Suppose a clock, located at point $x'$ in the inertial frame $S'$, registers two events $t_1'$ and $t_2'$. Let $\Delta t'=t_2'-t_1'$. The same two events will be registered by two different (synchronized in their rest frame) clocks, located in two different points of the inertial frame $S$ (which moves with a certain speed relative to $S'$). Let $\Delta t=t_2-t_1$ the elapsed time between these two events as seen from $S$. From the theory of relativity we know that $\Delta t' = \sqrt{1-\beta^2}\Delta t$.
At first glance, the time dilation formula looks asymmetrical. We know that all of the clocks in $S$ are synchronized. Thus, it is tempting to assume that $\Delta t$, which is calculated by two different clocks in $S$, can be calculated by one clock in $S$. But then we have a situation where two perfect and equivalent clocks - one from $S$ and one from $S'$ - are no longer equivalent (one of them is slower than another). But this contradicts the equivalence of all inertial frames of reference.
My textbook says that in order to resolve this "paradox", one must realize that clocks which are synchronized in one inertial frame need not be synchronized in another inertial frame. That is - the clocks "belonging" to the system $S$ aren't showing the same time when seen by an observer in $S'$.

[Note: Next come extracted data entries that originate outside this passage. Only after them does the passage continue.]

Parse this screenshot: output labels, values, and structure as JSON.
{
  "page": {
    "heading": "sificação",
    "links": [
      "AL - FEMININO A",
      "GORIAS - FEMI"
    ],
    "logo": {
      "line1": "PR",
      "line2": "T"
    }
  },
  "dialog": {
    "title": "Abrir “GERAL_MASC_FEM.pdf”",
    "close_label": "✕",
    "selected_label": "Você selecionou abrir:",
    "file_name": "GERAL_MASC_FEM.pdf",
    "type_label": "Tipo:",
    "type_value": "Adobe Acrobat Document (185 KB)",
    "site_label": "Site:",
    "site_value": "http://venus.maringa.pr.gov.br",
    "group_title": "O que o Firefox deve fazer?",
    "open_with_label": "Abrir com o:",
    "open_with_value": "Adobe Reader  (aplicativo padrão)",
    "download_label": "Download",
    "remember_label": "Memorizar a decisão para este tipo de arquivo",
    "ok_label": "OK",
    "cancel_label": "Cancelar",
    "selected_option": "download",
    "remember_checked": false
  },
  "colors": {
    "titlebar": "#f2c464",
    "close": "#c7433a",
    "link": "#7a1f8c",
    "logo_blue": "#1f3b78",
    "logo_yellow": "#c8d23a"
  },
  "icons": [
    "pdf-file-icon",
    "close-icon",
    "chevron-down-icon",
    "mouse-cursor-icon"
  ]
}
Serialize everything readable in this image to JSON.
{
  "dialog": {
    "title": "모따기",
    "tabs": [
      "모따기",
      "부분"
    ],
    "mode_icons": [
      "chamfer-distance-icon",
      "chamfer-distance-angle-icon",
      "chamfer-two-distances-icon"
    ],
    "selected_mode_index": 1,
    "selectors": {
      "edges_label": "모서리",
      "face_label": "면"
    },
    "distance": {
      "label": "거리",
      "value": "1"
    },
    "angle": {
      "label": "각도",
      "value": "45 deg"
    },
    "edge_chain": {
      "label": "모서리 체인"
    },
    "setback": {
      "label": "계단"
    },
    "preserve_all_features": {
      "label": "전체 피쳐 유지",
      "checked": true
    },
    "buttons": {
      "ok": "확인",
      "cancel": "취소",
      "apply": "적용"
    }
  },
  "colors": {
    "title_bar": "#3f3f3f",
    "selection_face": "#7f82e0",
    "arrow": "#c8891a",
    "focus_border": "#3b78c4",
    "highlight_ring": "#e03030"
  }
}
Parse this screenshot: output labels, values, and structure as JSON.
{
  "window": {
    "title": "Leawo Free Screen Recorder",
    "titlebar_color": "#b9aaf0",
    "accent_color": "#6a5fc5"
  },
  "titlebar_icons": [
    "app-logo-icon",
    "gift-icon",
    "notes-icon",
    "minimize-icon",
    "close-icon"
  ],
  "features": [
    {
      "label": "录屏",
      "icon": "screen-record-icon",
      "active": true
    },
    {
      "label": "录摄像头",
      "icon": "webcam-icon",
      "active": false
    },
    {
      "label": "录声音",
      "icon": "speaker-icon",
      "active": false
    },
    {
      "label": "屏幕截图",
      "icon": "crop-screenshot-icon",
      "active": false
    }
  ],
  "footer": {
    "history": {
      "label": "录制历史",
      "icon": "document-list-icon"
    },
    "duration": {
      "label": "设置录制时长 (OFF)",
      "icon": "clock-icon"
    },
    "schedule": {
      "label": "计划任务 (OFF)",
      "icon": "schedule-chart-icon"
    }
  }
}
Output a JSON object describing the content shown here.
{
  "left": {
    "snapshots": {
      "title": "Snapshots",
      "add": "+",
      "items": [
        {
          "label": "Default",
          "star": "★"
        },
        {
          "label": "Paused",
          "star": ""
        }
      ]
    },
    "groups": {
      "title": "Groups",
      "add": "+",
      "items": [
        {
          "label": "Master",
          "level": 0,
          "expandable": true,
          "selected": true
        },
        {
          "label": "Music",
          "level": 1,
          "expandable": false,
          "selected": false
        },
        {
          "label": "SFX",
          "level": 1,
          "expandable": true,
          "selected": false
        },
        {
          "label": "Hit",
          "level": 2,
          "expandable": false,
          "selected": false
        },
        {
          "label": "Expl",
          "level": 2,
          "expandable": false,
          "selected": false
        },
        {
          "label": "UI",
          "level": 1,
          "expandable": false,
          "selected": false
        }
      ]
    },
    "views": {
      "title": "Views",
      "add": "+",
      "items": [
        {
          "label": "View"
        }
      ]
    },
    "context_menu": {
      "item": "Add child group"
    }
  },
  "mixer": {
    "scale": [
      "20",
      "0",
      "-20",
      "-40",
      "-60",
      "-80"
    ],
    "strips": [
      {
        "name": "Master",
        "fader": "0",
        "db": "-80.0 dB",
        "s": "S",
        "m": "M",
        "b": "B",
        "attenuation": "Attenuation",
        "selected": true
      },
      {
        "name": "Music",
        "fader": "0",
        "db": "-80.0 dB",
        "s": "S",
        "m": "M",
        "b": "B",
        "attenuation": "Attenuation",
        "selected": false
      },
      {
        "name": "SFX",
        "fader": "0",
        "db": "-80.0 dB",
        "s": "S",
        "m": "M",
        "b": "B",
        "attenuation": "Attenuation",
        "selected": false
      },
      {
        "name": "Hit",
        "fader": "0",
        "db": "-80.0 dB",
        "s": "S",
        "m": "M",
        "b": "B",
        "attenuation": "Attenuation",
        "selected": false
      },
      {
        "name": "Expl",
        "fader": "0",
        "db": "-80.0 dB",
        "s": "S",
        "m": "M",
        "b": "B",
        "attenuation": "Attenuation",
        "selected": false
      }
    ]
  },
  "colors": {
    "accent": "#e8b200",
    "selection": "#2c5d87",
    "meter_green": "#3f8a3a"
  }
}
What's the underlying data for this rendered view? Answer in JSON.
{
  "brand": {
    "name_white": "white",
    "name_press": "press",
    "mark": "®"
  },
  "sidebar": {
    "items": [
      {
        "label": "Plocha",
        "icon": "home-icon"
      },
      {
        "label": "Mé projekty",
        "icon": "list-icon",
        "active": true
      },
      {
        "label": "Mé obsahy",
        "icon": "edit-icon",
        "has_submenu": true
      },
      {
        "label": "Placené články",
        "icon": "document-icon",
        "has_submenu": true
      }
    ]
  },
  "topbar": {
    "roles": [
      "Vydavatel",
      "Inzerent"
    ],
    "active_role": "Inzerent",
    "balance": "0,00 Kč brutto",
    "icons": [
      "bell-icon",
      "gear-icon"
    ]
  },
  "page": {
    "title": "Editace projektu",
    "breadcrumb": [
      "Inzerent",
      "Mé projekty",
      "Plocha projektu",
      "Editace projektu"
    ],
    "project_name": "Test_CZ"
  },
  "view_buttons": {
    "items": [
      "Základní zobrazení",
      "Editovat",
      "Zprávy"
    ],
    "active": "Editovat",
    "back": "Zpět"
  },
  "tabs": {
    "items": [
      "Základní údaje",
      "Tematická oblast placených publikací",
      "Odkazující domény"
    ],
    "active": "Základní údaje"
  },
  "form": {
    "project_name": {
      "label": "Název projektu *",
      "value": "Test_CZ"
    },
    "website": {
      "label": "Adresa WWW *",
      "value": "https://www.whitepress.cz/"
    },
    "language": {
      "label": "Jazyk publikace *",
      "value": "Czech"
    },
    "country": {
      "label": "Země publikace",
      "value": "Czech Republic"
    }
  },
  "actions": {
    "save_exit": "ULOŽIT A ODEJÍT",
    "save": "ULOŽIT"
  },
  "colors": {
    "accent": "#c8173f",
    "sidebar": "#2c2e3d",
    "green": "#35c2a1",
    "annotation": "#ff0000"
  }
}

However I don't quite understand this argument. Why do we care what the clocks of $S$ show to an observer in $S'$? As far as I understand, the time interval $\Delta t$ in the formula above is the time elapsed according to the clocks in $S$ as seen by an observer in $S$. In other words - the formula connects what an observer in $S'$ sees to what an observer in $S$ sees = two different observers, not one.